I don't support the premise of the statement, the quasi-religious belief that the liberal social system is a matrix of interlocking oppressions created by "cis white men" to maintain their privilege. Therefore, I don't believe that we need to dismantle our social structure to improve the lives of vulnerable people. The liberal social system, despite its flaws, has led to some of the most peaceful, equal, and prosperous societies in history. The new religion is anti-liberal and seeks to dismantle liberalism, even though many who have imbibed this ideology have zero understanding of liberalism and the role it has played in their own cushy lives. Before "dismantling" any structure or institution, one needs to know why it's there to begin with.
Smith's view is not "political correctness," it's "woke." And to the people who will dismiss the descriptor "woke" as a right-wing epithet: the term had a positive connotation among those who subscribe to the new religion as recently as 5 years ago. It denotes that a person has "awoken" to the real nature of society: that we're living in a matrix of oppression, and we must spend our lives "doing the work" to dismantle that system. The ideological, religious nature of this system is evident in the thought-terminating cliches that otherwise smart people use in place of logical argumentation: "trans women are women." This is a meaningless, circular statement that evades actual analysis. Sidestepping analysis is important when the argument relies on a hermetically sealed body of special texts instead of logic and rationality.
The misogyny in your argument stems from the way that you use women to prop up your argument while ignoring the concerns of women who keep telling you that they're worried about sexual violence. Every time a woman here points out the potential for danger or cites actual instances of violence, you call them hateful transphobes. Now, I'm not a standpoint epistemologist who thinks that women or any other vulnerable group has special godlike access to the truth, but in this case, the concerned women have lots and lots of data to support their claims about the potential danger posed by men. These data keep getting ignored or swept under the rug. Unless one believes in transubstantiation vis-a-vis gender identity (incredibly, many people seem to believe that the high preistess of gender ideology embedded in the soul of every trans-identifying person can proclaim a person the other sex and magically make it such), there is no credible reason to believe that trans-identifying males are safer than other males. More to the point: many people simply don't feel comfortable sharing changing rooms, locker rooms, etc. with the other sex. One person's comfort does not justify railroading another's discomfort.
I don't have a problem with gender neutral bathrooms and never said that I did. However, I do think it would be a mistake to convert all bathrooms and locker rooms into gender neutral places. Young people, especially women, are increasingly alienated from their own bodies and knowledge about the typical range of female bodies. Many have seen lots of highly-edited porn with breast implants and surgically-altered labia, bleached genitalia, etc. Some don't understand that their own bodies are normal. Sex-segregated spaces normalize non-sexual nudity and allow young people to experience unmediated reality. This is especially important as young people spend most of their time in disembodied interactions online.

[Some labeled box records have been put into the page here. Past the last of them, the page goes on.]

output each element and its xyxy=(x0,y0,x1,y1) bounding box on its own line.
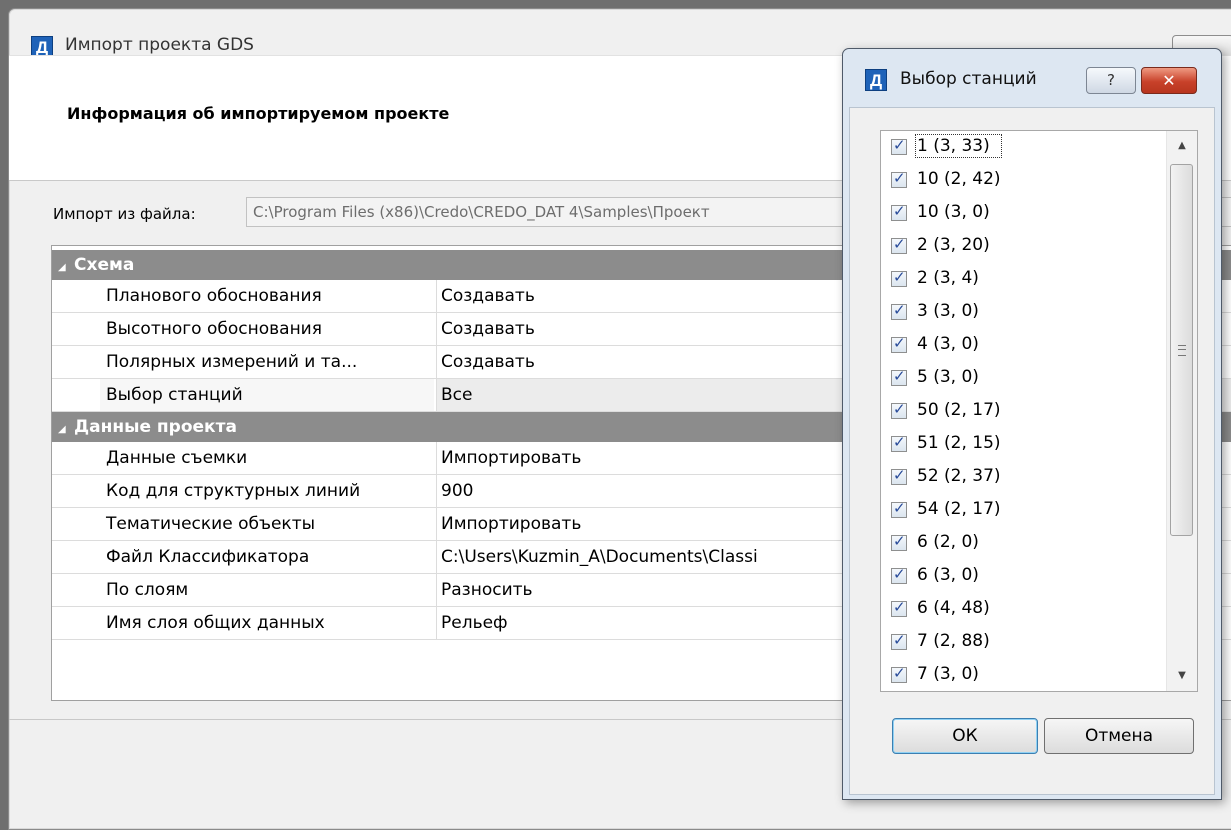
station-item[interactable]: 3 (3, 0) xyxy=(891,298,1146,331)
station-label: 5 (3, 0) xyxy=(917,367,979,387)
checkbox-checked-icon[interactable] xyxy=(891,565,907,584)
checkbox-checked-icon[interactable] xyxy=(891,136,907,155)
cancel-button[interactable]: Отмена xyxy=(1044,718,1194,754)
scrollbar-thumb[interactable] xyxy=(1170,164,1193,536)
category-label: Данные проекта xyxy=(74,417,237,437)
station-item[interactable]: 6 (3, 0) xyxy=(891,562,1146,595)
file-label: Импорт из файла: xyxy=(53,205,196,223)
station-item[interactable]: 5 (3, 0) xyxy=(891,364,1146,397)
station-item[interactable]: 52 (2, 37) xyxy=(891,463,1146,496)
property-name: Имя слоя общих данных xyxy=(106,613,325,633)
checkbox-checked-icon[interactable] xyxy=(891,532,907,551)
station-label: 7 (3, 0) xyxy=(917,664,979,684)
station-item[interactable]: 4 (3, 0) xyxy=(891,331,1146,364)
help-button[interactable]: ? xyxy=(1086,67,1136,94)
station-label: 51 (2, 15) xyxy=(917,433,1001,453)
checkbox-checked-icon[interactable] xyxy=(891,400,907,419)
station-label: 1 (3, 33) xyxy=(915,134,1002,158)
collapse-triangle-icon[interactable]: ◢ xyxy=(58,253,74,283)
checkbox-checked-icon[interactable] xyxy=(891,235,907,254)
scroll-down-arrow-icon[interactable]: ▼ xyxy=(1167,661,1197,691)
property-name: Тематические объекты xyxy=(106,514,316,534)
checkbox-checked-icon[interactable] xyxy=(891,598,907,617)
station-item[interactable]: 51 (2, 15) xyxy=(891,430,1146,463)
checkbox-checked-icon[interactable] xyxy=(891,367,907,386)
category-label: Схема xyxy=(74,255,135,275)
station-item[interactable]: 2 (3, 20) xyxy=(891,232,1146,265)
checkbox-checked-icon[interactable] xyxy=(891,202,907,221)
scroll-up-arrow-icon[interactable]: ▲ xyxy=(1167,131,1197,161)
dialog-title: Выбор станций xyxy=(900,69,1037,89)
station-item[interactable]: 50 (2, 17) xyxy=(891,397,1146,430)
station-label: 54 (2, 17) xyxy=(917,499,1001,519)
property-name: Данные съемки xyxy=(106,448,248,468)
checkbox-checked-icon[interactable] xyxy=(891,466,907,485)
station-item[interactable]: 7 (3, 0) xyxy=(891,661,1146,691)
station-label: 7 (2, 88) xyxy=(917,631,990,651)
station-label: 2 (3, 20) xyxy=(917,235,990,255)
station-label: 6 (4, 48) xyxy=(917,598,990,618)
property-name: Выбор станций xyxy=(106,385,243,405)
station-label: 10 (2, 42) xyxy=(917,169,1001,189)
property-name: Файл Классификатора xyxy=(106,547,310,567)
station-label: 3 (3, 0) xyxy=(917,301,979,321)
property-name: По слоям xyxy=(106,580,189,600)
checkbox-checked-icon[interactable] xyxy=(891,301,907,320)
checkbox-checked-icon[interactable] xyxy=(891,169,907,188)
checkbox-checked-icon[interactable] xyxy=(891,631,907,650)
grip-icon xyxy=(1178,345,1186,356)
checkbox-checked-icon[interactable] xyxy=(891,664,907,683)
station-label: 52 (2, 37) xyxy=(917,466,1001,486)
station-item[interactable]: 7 (2, 88) xyxy=(891,628,1146,661)
station-item[interactable]: 2 (3, 4) xyxy=(891,265,1146,298)
station-label: 10 (3, 0) xyxy=(917,202,990,222)
stations-list[interactable]: 1 (3, 33) 10 (2, 42) 10 (3, 0) 2 (3, 20)… xyxy=(880,130,1198,692)
station-item[interactable]: 6 (2, 0) xyxy=(891,529,1146,562)
station-label: 6 (2, 0) xyxy=(917,532,979,552)
station-item[interactable]: 54 (2, 17) xyxy=(891,496,1146,529)
station-select-dialog: Д Выбор станций ? ✕ 1 (3, 33) 10 (2, 42)… xyxy=(842,48,1222,800)
window-title: Импорт проекта GDS xyxy=(65,35,254,55)
app-logo-icon: Д xyxy=(865,69,887,91)
list-scrollbar[interactable]: ▲ ▼ xyxy=(1166,131,1197,691)
station-item[interactable]: 10 (2, 42) xyxy=(891,166,1146,199)
station-item[interactable]: 10 (3, 0) xyxy=(891,199,1146,232)
collapse-triangle-icon[interactable]: ◢ xyxy=(58,415,74,445)
checkbox-checked-icon[interactable] xyxy=(891,334,907,353)
property-name: Полярных измерений и та... xyxy=(106,352,358,372)
property-name: Планового обоснования xyxy=(106,286,322,306)
station-label: 2 (3, 4) xyxy=(917,268,979,288)
station-label: 50 (2, 17) xyxy=(917,400,1001,420)
ok-button[interactable]: ОК xyxy=(892,718,1038,754)
station-label: 4 (3, 0) xyxy=(917,334,979,354)
property-name: Код для структурных линий xyxy=(106,481,361,501)
checkbox-checked-icon[interactable] xyxy=(891,499,907,518)
checkbox-checked-icon[interactable] xyxy=(891,433,907,452)
dialog-close-button[interactable]: ✕ xyxy=(1141,67,1197,94)
station-label: 6 (3, 0) xyxy=(917,565,979,585)
info-heading: Информация об импортируемом проекте xyxy=(67,104,450,123)
station-item[interactable]: 1 (3, 33) xyxy=(891,133,1146,166)
dialog-body: 1 (3, 33) 10 (2, 42) 10 (3, 0) 2 (3, 20)… xyxy=(849,107,1215,795)
station-item[interactable]: 6 (4, 48) xyxy=(891,595,1146,628)
main-titlebar: Д Импорт проекта GDS xyxy=(9,9,1231,61)
checkbox-checked-icon[interactable] xyxy=(891,268,907,287)
property-name: Высотного обоснования xyxy=(106,319,322,339)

Cue the gay jokes, but many of the men I know who played on sports teams developed comaraderie in the locker room. As I said, it's a place of non-sexual interaction--I'd even call it non-sexual intimacy.
As much as I admire Kipchoge's stoicism, human beings are limited. The nature of those limits is unclear, but history has taught us that unmitigated belief in the pliability of human beings and society is just as dangerous as using biology to justify existing social structures (probably worse in the short term). Hitler, Lenin, Stalin, Mao, and Pol Pot all thought they could remake human beings and society, and they killed millions of people just in the past ~150 years. There's a world of difference between acknowledging the ability of humans to reshape their existence and believing that all efforts to change people and society are inherently good and apt to be successful.
People are fallible, and I will not walk lockstep with arrogant fools who have annointed themselves as moral superiors armed with the exact directions to utopia. 2+2 = 5, trans women are women. This is the path to hell paved by ignorant, sanctimonious idealogues.
I don't buy this nonsense because its authoritarian. I'm a liberal who deeply values freedom of thought and expression. Acknowledging the fallibility of human beings is fundamental to a liberal society; this means rejecting any claims to special knowledge or authority that cannot be precisely articulated with reason and evidence.
This is the crux of the culture wars, BTW. It's not whether one is politically left or right, Democrat or Republican (in the US context). The greatest division right now is between liberals and anti-liberals. The latter group includes the religious right and practitioners of the new religion; these are mirror-image authoritarians.